Bestehende beziehungsweise künftige Überlastungen beabsichtigt man aufzulösen. Mithilfe sogenannter Haftplatzverdichtungen sollen zusätzliche Betten in geeigneten Hafträumen aufgebaut werden.
Vollbelegung von 90 Prozent in mehreren Bundesländern erreicht
Üblicherweise spricht man im geschlossenen Justizvollzug von einer Vollbelegung, wenn 90 Prozent der Haftplätze belegt sind. Die Haftanstalten in Rheinland-Pfalz übertreffen diese Marke, der geschlossene Frauenvollzug weist sogar eine Belegungsquote von 114 Prozent auf.
Besser sieht es in Niedersachsen aus. Hier lag die Gesamtbelegungsquote im geschlossenen Strafvollzug bei 89 Prozent. Knapp unter 90 Prozent liegen auch Mecklenburg-Vorpommern und das Saarland.
Im Osten ist die Situation entspannt
Danach folgt Bayern mit 84 Prozent; Nordrhein-Westfalen (NRW) und Sachsen-Anhalt folgen dicht mit 81 Prozent. Etwas besser sieht es im Bereich der Strafhaft bei den Berliner Gefängnissen aus. Eine Berechnung der Epoch Times ergab eine Auslastung (ohne U-Haftplätze) von 78 Prozent.
Die Gefängnisse in den drei ostdeutschen Bundesländern Sachsen, Thüringen und Brandenburg sind am wenigsten ausgelastet. Das „Schlusslicht“ ist Thüringen mit 73 Prozent.
Gibt es bundesweit mehr Häftlinge?
Auf die Frage, ob die Anzahl der Häftlinge zugenommen hat, erklärten Bremen, Hamburg, das Saarland sowie Baden-Württemberg, dass man einen Anstieg festgestellt habe. „Einen validen Grund für die höhere Belegung vermag ich nicht zu nennen“, erklärte der Sprecher des Bremer Justizsenats.

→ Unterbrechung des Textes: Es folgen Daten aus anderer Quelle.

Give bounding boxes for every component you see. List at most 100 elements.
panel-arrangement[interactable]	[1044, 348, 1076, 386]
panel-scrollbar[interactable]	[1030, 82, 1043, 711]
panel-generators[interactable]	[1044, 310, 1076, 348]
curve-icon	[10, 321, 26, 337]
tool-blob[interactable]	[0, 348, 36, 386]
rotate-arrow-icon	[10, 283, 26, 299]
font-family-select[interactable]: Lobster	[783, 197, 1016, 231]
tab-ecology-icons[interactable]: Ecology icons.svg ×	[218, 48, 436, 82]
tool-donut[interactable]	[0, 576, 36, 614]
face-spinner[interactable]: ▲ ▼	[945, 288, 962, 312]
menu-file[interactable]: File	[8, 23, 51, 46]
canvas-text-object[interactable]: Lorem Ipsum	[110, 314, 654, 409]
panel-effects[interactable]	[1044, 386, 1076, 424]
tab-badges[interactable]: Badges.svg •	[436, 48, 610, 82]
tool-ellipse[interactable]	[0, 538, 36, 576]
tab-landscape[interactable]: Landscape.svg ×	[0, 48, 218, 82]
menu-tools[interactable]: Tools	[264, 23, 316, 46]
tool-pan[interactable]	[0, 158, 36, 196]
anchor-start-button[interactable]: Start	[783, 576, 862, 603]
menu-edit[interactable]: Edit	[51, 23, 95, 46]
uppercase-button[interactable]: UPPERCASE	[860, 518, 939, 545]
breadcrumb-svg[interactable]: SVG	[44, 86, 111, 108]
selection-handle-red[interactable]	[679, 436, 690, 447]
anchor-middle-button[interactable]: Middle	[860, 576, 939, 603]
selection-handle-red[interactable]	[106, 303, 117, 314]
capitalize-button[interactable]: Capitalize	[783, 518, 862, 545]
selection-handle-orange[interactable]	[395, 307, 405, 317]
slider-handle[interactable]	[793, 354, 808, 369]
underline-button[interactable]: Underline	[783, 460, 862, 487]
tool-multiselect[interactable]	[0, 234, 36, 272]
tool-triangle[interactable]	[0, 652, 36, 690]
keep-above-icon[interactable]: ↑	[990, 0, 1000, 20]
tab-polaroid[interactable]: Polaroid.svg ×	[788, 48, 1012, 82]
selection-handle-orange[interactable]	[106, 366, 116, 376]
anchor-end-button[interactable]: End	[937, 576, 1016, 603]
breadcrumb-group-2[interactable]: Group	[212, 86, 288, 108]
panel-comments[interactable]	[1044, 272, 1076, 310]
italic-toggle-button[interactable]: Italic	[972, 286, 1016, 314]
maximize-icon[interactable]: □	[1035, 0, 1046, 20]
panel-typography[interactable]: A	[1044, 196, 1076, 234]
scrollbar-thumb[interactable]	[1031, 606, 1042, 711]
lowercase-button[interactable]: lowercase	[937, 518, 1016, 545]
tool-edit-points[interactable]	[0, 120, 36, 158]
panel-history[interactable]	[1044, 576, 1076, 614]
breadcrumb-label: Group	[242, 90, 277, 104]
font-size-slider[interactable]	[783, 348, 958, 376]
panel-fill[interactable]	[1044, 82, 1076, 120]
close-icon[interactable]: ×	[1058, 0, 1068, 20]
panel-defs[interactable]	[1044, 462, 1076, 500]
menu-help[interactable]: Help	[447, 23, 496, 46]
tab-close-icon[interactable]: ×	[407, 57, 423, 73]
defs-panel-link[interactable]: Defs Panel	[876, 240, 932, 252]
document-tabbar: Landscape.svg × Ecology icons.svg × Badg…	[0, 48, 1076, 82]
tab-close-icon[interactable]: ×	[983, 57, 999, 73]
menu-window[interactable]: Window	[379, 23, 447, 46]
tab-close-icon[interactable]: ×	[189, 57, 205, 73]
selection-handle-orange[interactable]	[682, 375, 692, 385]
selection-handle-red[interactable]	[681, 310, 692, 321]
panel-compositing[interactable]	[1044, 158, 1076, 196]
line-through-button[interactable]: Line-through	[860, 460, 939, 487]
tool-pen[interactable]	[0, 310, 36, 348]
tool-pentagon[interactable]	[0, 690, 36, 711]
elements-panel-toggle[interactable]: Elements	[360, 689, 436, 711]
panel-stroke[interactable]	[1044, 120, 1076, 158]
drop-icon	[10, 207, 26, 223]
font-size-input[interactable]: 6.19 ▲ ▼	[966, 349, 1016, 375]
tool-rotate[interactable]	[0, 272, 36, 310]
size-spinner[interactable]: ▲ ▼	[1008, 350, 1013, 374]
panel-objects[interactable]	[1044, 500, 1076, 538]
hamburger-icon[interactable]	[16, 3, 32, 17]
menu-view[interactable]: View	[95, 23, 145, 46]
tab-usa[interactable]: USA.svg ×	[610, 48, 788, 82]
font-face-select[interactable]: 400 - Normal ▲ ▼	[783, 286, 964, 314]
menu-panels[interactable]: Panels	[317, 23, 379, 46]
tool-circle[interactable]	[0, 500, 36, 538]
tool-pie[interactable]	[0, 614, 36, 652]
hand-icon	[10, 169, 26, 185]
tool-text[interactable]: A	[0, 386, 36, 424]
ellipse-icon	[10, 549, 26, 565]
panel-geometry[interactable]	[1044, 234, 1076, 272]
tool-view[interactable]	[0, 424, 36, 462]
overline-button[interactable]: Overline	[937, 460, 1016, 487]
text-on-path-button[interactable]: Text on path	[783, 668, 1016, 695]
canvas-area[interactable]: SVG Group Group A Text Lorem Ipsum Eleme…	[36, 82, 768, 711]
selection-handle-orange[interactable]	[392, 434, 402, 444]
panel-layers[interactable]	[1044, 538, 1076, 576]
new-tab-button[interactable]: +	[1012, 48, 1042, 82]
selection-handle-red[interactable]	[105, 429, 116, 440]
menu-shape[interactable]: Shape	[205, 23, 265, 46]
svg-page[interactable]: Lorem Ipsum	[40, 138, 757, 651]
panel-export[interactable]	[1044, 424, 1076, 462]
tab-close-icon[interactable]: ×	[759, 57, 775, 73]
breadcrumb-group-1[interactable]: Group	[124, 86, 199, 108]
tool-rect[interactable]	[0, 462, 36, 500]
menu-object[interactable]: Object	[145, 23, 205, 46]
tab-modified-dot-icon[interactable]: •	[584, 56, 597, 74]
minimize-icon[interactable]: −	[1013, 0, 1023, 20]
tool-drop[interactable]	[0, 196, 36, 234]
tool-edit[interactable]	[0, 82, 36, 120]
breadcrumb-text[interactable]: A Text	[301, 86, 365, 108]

In Baden-Württemberg will man den Grund für die hohen Belegungszahlen kennen. Ein „signifikanter Anstieg“ sei in den Jahren 2016 bis 2018 insbesondere auf „die starken Migrationsbewegungen“ zurückzuführen. In den rund zehn Jahren davor seien die Gefangenenzahlen dagegen rückläufig gewesen.
Aus Hessen und Schleswig-Holstein erhielten wir trotz mehrmaliger Nachfrage und einem presserechtlichen Auskunftsanspruch keine Rückmeldung zu unserer Anfrage.